There is another ridiculous aspect of this phenomenon. As extreme as the coverage has been and as riveting as the human drama, I am sorry to say that this feelgood story is actually no big deal. It attracts headlines because it resonates with our atavistic anxieties about helplessness and our desperate desires for happy endings but the fate of these 33 miners has no global significance. None. Nothing can demonstrate more vividly that timeworn journalistic axiom: what is newsworthy and what is important often do not amount to the same thing.

What lesson should the nightly newscasts draw from this wretched and wasteful display of journalistic overkill?

It is futile for them to try to match the ubiquity and the currency of the 24-hour cable news channels and videostreams online. Instead the 24-hour news cycle can become the nightly newscasts' friend. It offers enough breathing room to provide substance in competition with superficiality. The best use of a newscast's resources is to produce packages that will still be interesting a day later, even a week later--not those that compete with the breathless evanescence of the never ending live stream.

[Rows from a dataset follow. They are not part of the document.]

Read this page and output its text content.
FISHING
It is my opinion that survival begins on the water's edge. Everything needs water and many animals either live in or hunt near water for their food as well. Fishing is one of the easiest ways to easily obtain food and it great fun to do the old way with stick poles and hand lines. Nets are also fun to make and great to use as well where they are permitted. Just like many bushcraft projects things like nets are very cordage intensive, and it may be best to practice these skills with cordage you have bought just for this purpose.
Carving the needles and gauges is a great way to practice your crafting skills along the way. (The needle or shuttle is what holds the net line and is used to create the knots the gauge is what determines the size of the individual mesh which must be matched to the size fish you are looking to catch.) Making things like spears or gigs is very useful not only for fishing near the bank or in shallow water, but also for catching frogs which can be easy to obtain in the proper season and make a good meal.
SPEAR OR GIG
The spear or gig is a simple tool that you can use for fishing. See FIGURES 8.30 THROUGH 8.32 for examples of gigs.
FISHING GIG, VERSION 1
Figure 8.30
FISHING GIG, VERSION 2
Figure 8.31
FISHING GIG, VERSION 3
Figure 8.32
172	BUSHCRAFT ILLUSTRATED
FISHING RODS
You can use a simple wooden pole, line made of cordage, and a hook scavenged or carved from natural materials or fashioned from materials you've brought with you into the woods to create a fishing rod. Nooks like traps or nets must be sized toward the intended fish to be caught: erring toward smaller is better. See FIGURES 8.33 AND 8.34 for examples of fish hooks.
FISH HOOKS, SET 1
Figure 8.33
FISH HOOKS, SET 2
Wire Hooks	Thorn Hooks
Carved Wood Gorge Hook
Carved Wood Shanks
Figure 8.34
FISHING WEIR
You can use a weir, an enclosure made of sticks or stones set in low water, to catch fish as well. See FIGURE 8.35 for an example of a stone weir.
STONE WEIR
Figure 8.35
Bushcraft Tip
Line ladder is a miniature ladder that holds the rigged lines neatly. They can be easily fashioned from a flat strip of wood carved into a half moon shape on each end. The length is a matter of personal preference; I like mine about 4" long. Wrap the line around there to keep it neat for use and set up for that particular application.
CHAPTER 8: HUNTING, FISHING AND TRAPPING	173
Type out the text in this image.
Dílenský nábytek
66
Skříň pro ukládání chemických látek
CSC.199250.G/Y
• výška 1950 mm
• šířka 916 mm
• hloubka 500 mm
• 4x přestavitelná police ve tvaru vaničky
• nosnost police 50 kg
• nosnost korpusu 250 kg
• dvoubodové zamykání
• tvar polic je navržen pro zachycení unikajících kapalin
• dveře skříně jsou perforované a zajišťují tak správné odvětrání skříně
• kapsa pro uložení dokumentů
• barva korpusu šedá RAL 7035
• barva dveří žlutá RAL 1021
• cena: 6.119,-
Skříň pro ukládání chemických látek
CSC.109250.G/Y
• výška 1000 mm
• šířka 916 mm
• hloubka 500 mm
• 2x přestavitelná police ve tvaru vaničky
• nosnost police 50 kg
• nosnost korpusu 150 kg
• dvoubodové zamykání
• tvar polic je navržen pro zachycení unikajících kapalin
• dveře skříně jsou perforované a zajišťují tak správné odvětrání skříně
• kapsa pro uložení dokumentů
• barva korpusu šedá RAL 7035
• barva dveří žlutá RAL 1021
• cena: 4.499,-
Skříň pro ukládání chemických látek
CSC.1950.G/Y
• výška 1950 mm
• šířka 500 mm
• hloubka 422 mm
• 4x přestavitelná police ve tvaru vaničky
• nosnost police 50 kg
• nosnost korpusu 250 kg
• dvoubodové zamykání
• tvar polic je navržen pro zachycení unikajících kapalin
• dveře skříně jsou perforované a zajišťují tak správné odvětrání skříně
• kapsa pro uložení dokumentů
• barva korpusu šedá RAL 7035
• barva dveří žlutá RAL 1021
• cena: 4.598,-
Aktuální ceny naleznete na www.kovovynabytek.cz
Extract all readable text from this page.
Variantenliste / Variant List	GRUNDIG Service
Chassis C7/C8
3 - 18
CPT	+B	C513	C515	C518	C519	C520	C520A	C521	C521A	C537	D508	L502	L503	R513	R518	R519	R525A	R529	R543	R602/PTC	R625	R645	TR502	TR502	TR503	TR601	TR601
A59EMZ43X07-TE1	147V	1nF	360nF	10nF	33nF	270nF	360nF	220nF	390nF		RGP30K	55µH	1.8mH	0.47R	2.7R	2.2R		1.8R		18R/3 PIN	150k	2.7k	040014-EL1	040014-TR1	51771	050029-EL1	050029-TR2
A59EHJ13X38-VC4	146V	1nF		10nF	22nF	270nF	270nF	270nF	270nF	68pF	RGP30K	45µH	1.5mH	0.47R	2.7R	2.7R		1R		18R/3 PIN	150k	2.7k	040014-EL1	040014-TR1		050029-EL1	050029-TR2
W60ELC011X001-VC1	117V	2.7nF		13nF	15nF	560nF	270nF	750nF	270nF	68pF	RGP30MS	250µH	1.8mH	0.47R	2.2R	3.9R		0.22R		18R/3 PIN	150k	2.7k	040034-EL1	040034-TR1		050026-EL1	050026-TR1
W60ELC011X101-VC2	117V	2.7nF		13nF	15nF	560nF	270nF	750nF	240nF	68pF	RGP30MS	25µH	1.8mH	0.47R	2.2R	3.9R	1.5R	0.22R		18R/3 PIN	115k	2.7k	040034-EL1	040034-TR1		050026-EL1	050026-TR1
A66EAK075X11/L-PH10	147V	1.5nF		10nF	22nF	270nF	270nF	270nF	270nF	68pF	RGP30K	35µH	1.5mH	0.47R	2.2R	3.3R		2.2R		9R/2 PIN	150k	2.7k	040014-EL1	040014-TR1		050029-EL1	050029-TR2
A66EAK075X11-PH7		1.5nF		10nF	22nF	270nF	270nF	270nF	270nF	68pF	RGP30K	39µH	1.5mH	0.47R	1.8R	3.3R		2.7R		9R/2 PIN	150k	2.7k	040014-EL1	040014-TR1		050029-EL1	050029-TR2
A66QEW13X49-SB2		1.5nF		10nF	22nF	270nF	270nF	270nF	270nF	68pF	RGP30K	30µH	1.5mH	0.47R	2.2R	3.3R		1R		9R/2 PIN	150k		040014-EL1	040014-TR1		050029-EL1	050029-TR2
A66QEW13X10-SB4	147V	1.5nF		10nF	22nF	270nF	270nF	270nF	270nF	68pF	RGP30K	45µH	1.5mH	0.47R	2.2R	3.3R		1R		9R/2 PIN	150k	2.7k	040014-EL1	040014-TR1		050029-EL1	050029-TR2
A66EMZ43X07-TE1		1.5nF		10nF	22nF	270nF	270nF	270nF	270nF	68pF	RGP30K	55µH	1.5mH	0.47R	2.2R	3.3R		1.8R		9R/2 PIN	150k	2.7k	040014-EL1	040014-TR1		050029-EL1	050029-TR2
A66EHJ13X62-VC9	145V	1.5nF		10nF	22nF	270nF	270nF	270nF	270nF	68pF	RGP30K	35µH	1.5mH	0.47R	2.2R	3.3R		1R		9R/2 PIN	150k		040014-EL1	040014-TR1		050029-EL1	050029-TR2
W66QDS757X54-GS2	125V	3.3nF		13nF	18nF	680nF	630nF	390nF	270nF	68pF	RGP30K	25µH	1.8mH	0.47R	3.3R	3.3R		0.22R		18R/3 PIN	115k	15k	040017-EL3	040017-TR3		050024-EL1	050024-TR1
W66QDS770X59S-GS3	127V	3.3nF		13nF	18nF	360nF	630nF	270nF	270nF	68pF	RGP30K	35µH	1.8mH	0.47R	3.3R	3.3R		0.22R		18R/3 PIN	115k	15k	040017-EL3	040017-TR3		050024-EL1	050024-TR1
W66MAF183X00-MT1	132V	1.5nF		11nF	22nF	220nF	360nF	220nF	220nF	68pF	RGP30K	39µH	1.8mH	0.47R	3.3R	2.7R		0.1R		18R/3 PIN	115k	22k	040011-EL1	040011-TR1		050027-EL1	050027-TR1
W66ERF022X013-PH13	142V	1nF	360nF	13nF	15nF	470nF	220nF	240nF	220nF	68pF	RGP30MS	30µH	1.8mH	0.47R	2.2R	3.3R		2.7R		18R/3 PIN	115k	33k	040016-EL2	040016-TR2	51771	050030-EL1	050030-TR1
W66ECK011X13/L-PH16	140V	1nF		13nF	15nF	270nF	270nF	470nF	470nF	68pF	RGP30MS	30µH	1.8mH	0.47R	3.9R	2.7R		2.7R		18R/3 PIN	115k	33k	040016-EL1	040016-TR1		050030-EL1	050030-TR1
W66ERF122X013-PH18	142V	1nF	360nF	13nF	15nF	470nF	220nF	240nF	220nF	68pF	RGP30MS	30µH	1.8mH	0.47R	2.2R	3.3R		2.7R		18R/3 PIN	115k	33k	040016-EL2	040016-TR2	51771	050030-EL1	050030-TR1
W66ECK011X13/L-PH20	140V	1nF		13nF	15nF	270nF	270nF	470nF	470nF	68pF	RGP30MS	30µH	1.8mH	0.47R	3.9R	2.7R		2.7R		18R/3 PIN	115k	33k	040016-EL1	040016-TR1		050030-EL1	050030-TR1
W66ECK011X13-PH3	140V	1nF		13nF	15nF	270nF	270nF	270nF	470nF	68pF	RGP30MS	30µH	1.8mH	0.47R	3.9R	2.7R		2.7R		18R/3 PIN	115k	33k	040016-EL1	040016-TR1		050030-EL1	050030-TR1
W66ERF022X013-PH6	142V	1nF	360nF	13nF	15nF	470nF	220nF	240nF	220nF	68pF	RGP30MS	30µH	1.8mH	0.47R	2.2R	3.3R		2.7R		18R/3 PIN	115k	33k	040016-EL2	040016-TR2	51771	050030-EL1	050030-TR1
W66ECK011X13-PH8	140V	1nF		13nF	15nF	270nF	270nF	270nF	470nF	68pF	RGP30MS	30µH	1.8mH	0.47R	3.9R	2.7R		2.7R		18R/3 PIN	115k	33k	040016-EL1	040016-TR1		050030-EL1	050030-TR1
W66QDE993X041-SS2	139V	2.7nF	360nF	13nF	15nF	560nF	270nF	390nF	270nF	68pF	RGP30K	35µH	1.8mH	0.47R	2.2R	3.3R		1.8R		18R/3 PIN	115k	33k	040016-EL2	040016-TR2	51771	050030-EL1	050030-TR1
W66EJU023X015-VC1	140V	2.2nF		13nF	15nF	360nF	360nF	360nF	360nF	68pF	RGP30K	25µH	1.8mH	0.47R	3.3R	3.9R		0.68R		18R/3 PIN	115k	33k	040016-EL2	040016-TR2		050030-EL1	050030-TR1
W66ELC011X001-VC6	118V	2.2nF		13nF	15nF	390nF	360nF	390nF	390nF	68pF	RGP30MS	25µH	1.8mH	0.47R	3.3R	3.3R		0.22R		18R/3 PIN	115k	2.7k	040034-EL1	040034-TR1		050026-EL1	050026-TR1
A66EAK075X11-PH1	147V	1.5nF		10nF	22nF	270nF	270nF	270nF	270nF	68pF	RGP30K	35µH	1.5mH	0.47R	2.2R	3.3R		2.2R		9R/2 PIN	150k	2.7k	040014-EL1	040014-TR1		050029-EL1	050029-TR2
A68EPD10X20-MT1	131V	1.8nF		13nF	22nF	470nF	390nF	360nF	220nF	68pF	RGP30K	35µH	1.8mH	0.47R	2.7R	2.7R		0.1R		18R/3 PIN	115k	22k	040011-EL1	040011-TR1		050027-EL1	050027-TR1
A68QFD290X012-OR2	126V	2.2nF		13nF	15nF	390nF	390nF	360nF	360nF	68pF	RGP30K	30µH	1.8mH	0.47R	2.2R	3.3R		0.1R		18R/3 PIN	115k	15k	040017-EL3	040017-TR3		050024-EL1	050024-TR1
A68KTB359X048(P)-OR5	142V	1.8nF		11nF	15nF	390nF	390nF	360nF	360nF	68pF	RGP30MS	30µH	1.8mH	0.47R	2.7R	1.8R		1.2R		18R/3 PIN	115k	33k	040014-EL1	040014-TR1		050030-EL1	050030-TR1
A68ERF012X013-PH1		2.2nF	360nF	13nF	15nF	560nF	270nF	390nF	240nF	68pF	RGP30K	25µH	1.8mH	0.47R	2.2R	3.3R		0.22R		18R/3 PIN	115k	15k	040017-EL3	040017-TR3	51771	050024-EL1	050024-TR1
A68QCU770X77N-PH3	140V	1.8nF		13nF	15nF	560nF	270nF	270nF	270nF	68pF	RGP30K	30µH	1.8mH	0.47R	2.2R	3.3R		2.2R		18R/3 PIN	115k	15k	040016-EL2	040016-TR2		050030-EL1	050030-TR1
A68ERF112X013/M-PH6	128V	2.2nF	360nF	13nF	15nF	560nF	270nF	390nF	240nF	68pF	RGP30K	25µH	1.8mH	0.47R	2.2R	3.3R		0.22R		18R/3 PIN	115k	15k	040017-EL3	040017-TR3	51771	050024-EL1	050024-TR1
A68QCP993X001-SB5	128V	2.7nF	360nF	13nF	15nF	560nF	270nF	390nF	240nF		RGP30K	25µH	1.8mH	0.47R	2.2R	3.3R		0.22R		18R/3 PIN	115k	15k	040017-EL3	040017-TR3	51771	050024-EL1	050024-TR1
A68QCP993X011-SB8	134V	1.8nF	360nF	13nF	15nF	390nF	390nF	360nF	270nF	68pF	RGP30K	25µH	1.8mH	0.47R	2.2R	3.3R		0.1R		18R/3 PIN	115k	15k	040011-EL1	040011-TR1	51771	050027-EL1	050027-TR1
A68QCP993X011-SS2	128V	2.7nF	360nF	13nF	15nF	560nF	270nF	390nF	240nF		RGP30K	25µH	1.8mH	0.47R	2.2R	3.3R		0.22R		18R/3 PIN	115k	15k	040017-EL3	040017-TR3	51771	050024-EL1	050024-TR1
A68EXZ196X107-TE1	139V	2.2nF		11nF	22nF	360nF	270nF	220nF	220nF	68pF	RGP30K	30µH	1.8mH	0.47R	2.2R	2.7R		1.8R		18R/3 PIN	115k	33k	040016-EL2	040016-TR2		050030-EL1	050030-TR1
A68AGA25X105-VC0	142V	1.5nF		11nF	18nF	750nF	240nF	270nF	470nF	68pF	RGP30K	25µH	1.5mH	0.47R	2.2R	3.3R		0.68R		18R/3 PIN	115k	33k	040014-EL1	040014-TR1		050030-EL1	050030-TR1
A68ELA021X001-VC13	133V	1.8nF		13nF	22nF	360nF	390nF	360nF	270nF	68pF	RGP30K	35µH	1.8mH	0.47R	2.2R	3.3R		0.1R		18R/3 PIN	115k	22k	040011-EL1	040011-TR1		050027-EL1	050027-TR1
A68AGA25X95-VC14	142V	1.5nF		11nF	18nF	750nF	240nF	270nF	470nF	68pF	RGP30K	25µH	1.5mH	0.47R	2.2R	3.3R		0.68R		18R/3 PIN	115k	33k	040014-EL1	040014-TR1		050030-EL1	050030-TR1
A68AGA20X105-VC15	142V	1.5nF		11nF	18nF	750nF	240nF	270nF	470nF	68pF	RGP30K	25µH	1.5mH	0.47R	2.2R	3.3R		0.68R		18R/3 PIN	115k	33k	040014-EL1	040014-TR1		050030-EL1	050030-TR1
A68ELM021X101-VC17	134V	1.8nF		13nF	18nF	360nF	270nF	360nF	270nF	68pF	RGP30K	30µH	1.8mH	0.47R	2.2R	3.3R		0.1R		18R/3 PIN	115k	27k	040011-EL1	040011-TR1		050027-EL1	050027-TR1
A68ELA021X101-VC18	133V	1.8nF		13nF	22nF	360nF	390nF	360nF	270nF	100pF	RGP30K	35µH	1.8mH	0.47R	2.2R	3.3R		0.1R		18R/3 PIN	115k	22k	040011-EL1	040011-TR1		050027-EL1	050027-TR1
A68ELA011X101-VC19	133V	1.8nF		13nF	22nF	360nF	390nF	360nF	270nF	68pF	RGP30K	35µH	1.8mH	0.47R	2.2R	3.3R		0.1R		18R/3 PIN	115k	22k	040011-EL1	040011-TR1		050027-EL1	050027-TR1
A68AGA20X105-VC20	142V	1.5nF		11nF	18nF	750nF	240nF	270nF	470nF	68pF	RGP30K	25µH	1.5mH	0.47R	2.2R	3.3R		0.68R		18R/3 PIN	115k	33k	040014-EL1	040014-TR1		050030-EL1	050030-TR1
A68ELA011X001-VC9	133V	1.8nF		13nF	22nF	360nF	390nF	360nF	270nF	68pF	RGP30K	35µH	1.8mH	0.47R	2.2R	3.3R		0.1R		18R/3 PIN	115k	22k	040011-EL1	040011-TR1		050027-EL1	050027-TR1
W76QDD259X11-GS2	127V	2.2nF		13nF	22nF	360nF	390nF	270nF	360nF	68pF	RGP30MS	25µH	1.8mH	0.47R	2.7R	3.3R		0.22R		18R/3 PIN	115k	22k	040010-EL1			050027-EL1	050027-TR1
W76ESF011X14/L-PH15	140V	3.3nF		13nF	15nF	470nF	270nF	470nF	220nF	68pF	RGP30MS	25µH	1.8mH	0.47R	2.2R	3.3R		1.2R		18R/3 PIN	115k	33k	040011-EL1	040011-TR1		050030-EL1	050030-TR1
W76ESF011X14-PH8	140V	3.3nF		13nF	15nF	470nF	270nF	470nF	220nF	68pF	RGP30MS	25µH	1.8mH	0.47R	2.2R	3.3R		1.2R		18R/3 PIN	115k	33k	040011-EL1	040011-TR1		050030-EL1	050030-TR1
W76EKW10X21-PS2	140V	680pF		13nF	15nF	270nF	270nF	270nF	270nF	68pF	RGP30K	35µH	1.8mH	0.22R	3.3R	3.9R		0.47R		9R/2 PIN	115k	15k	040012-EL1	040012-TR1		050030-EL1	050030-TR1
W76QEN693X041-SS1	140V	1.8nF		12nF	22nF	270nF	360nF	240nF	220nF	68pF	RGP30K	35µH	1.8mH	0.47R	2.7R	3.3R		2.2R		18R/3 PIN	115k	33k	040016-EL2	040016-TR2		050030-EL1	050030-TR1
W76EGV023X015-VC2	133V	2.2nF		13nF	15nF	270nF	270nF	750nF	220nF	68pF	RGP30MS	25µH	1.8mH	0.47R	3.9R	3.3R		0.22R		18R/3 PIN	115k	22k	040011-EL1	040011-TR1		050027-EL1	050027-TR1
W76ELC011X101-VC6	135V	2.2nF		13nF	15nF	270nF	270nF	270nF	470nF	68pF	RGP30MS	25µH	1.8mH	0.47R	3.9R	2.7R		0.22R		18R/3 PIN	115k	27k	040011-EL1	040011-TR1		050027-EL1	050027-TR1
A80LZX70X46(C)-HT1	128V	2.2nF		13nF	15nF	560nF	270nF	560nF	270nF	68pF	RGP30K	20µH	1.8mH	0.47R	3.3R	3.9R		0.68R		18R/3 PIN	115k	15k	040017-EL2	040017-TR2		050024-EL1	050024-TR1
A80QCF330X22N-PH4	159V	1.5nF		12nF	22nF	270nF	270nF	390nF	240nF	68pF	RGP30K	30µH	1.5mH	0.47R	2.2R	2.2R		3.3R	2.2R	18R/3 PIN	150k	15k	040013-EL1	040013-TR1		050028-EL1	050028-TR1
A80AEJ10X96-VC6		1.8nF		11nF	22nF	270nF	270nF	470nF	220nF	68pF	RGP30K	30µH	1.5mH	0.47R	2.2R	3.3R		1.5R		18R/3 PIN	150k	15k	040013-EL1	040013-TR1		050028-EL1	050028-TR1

There were hints of such coverage on Tuesday night. ABC's John Quinones explored the group dynamics of the 33 as they organized to survive their ordeal. NBC's Natalie Morales introduced us to the miners' families in their makeshift camp where the escape shaft was drilled. CBS' in-house physician Jon LaPook explored the medical and psychological complications that the miners might face upon their release. LaPook was clearly proud of his closing line: "It is one thing to try to handle the sunlight but it is a whole other thing to handle the limelight."

I say that such a balance should be shifted yet further. Make the introductory news story from the site briefer and make the explanatory follow-up feature deeper and more permanent. What is the psychology of claustrophobia? How dangerous was this copper mine compared with other mining conditions around the world? Why is the management of this story so important to the government of Chile? These are the types of longer-lasting angles that should be the beat of nightly newscast reporters covering this story. There is no need for them to compete with the other 1,300 on site for access to those fleeting, breaking moments that are better seen live and online--and whose half-life of interest is measured in minutes, not even hours, let alone days.

UPDATE: Juan Cole at Informed Comment points out that TV news in general has avoided covering the labor angle. He accuses the San Estaban mining company of skimping on safety and the government of Chile of a failure to regulate the mining industry. Commodity prices for copper and gold are booming, yet those good times have not trickled down to this workforce. Cole's comments are certainly accurate, at least so far, as far as the network nightly news is concerned. Shades of their coverage of this spring's West Virginia disaster.